Command	What it does	Typical usage
docker compose up -d	Builds, creates, and starts all services; `-d` keeps them in the background	Start the full stack defined in `compose.yaml`
docker compose ps	Lists containers in this Compose project with their status	Check the health of the whole stack at a glance
docker compose logs -f	Streams logs from all services into one terminal	Watch the whole app — useful during debugging
docker compose logs -f <svc>	Streams logs from one named service	Focus on a specific container when the full stream is too noisy
docker compose down	Stops and removes containers and the project's network	Tear down cleanly without leaving containers behind
docker compose down -v	Also removes named volumes declared in the Compose file	Full clean teardown — wipes database volumes too
docker compose exec <svc> sh	Opens a shell in a running Compose service container	Debug a specific service — same as `docker exec -it`
docker compose restart <svc>	Restarts one service without touching the others	Pick up a config change without tearing down the whole stack
docker compose build	Rebuilds images for services that have a `build:` block	Pre-build before running, or after changing a Dockerfile
docker compose pull	Pulls the latest version of all third-party images	Update external images like databases before bringing the stack up

Mental model: docker run is for one container at a time. docker compose is for a small app made of multiple containers that need to find each other by service name.

🔄 The "Haven't Touched Docker in 6 Months" Loop

# Orientation — what do I have?

docker images

docker ps -a

# Pull and run a specific older version

docker pull nginx:1.24

docker run -d --name web -p 8080:80 nginx:1.24

# Verify it's running and watch its output

docker ps

docker logs -f web

# Get a shell inside it

docker exec -it web sh

# Lifecycle: stop → start → force remove

docker stop web

docker start web

docker rm -f web

# Clean up the image too

docker image rm nginx:1.24

💡 Tips & Gotchas

Always pin a tag.

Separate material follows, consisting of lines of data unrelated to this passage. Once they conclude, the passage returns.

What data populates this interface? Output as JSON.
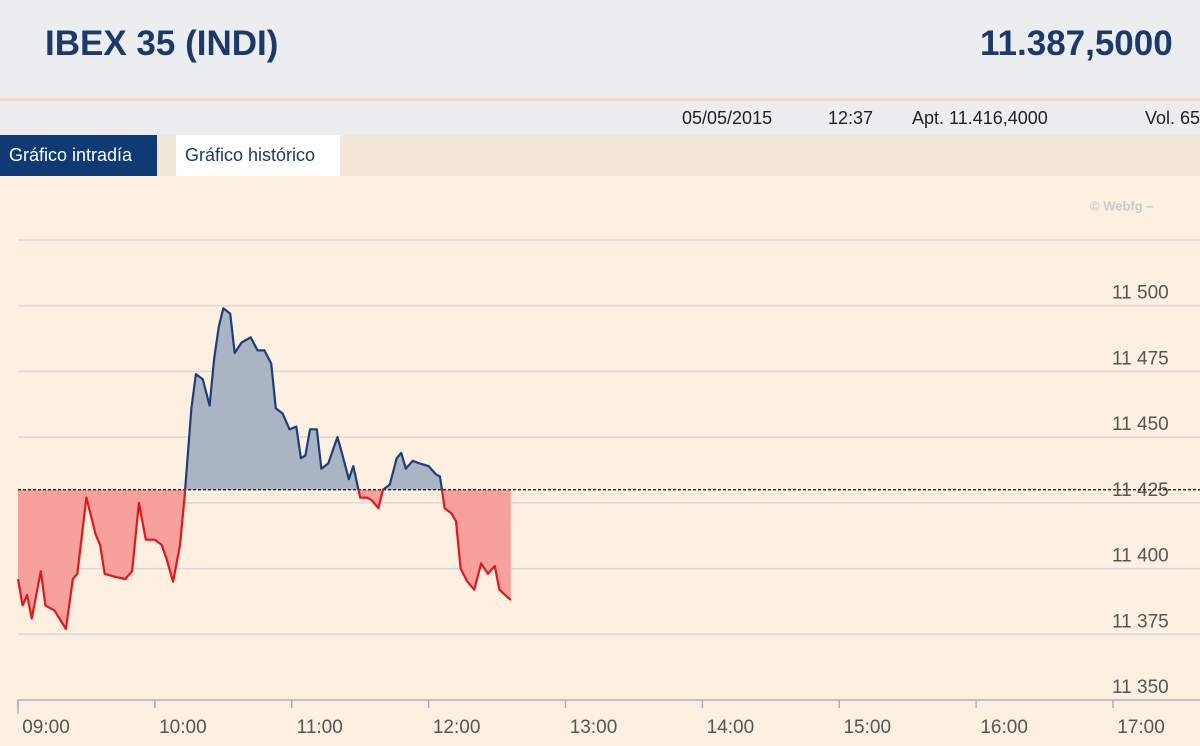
{
  "header": {
    "title": "IBEX 35 (INDI)",
    "value": "11.387,5000"
  },
  "info": {
    "date": "05/05/2015",
    "time": "12:37",
    "open": "Apt. 11.416,4000",
    "volume": "Vol. 65"
  },
  "tabs": [
    "Gráfico intradía",
    "Gráfico histórico"
  ],
  "chart_data": {
    "type": "line",
    "credit": "© Webfg –",
    "x": [
      "09:00",
      "09:02",
      "09:04",
      "09:06",
      "09:10",
      "09:12",
      "09:16",
      "09:21",
      "09:24",
      "09:26",
      "09:30",
      "09:34",
      "09:36",
      "09:38",
      "09:42",
      "09:47",
      "09:50",
      "09:53",
      "09:56",
      "10:00",
      "10:03",
      "10:05",
      "10:08",
      "10:11",
      "10:13",
      "10:16",
      "10:18",
      "10:21",
      "10:24",
      "10:26",
      "10:28",
      "10:30",
      "10:33",
      "10:35",
      "10:38",
      "10:42",
      "10:45",
      "10:48",
      "10:51",
      "10:53",
      "10:56",
      "10:59",
      "11:02",
      "11:04",
      "11:06",
      "11:08",
      "11:11",
      "11:13",
      "11:16",
      "11:20",
      "11:22",
      "11:25",
      "11:27",
      "11:30",
      "11:33",
      "11:35",
      "11:38",
      "11:40",
      "11:43",
      "11:46",
      "11:48",
      "11:50",
      "11:53",
      "11:56",
      "12:00",
      "12:03",
      "12:05",
      "12:07",
      "12:10",
      "12:12",
      "12:14",
      "12:17",
      "12:20",
      "12:23",
      "12:26",
      "12:29",
      "12:31",
      "12:36"
    ],
    "values": [
      11396,
      11386,
      11390,
      11381,
      11399,
      11386,
      11384,
      11377,
      11396,
      11398,
      11427,
      11413,
      11409,
      11398,
      11397,
      11396,
      11399,
      11425,
      11411,
      11411,
      11409,
      11404,
      11395,
      11409,
      11427,
      11461,
      11474,
      11472,
      11462,
      11480,
      11492,
      11499,
      11497,
      11482,
      11486,
      11488,
      11483,
      11483,
      11478,
      11461,
      11459,
      11453,
      11454,
      11442,
      11443,
      11453,
      11453,
      11438,
      11440,
      11450,
      11444,
      11434,
      11439,
      11427,
      11427,
      11426,
      11423,
      11430,
      11432,
      11442,
      11444,
      11438,
      11441,
      11440,
      11439,
      11436,
      11435,
      11423,
      11421,
      11418,
      11400,
      11395,
      11392,
      11402,
      11398,
      11401,
      11392,
      11388
    ],
    "reference": 11430,
    "xlim": [
      "09:00",
      "17:00"
    ],
    "xticks": [
      "09:00",
      "10:00",
      "11:00",
      "12:00",
      "13:00",
      "14:00",
      "15:00",
      "16:00",
      "17:00"
    ],
    "ylim": [
      11350,
      11525
    ],
    "yticks": [
      {
        "value": 11350,
        "label": "11 350"
      },
      {
        "value": 11375,
        "label": "11 375"
      },
      {
        "value": 11400,
        "label": "11 400"
      },
      {
        "value": 11425,
        "label": "11 425"
      },
      {
        "value": 11450,
        "label": "11 450"
      },
      {
        "value": 11475,
        "label": "11 475"
      },
      {
        "value": 11500,
        "label": "11 500"
      }
    ],
    "grid": true,
    "above_color": "#1b3f7a",
    "above_fill": "#aab4c3",
    "below_color": "#e3161b",
    "below_fill": "#f7a19d"
  }
}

Using image:latest in anything important is asking for a surprise upgrade. Pull the exact tag you tested with, then run that same tag.

Container exits immediately? docker logs <name> is the first thing to run — the exit code and last lines will almost always tell you why.

Use --rm for throwaway containers. Any time you're running a quick test, passing --rm means the container cleans itself up automatically on exit — no manual docker rm needed.

docker inspect is always accurate. If you're not sure what port a container is actually bound to, or what env vars it has, docker inspect <name> tells you the ground truth — don't guess from the run command.

sh before bash. Always try exec -it <name> sh first — it works in every image. bash only works in images that include it (Debian/Ubuntu-based ones typically do; Alpine doesn't by default).

Volumes persist across container replacements. Removing a container with docker rm does not remove its named volumes — you need docker volume prune or docker compose down -v to wipe them.

Reclaiming disk. docker system prune is safe for cleaning up unused resources. If you really need space back, docker system prune -a also removes all images not currently used by a running container — this means next run will re-pull.

Compose service names are DNS hostnames. Inside a Compose network, containers reach each other by service name — e.g. a web container connects to a database at db:5432, not localhost:5432.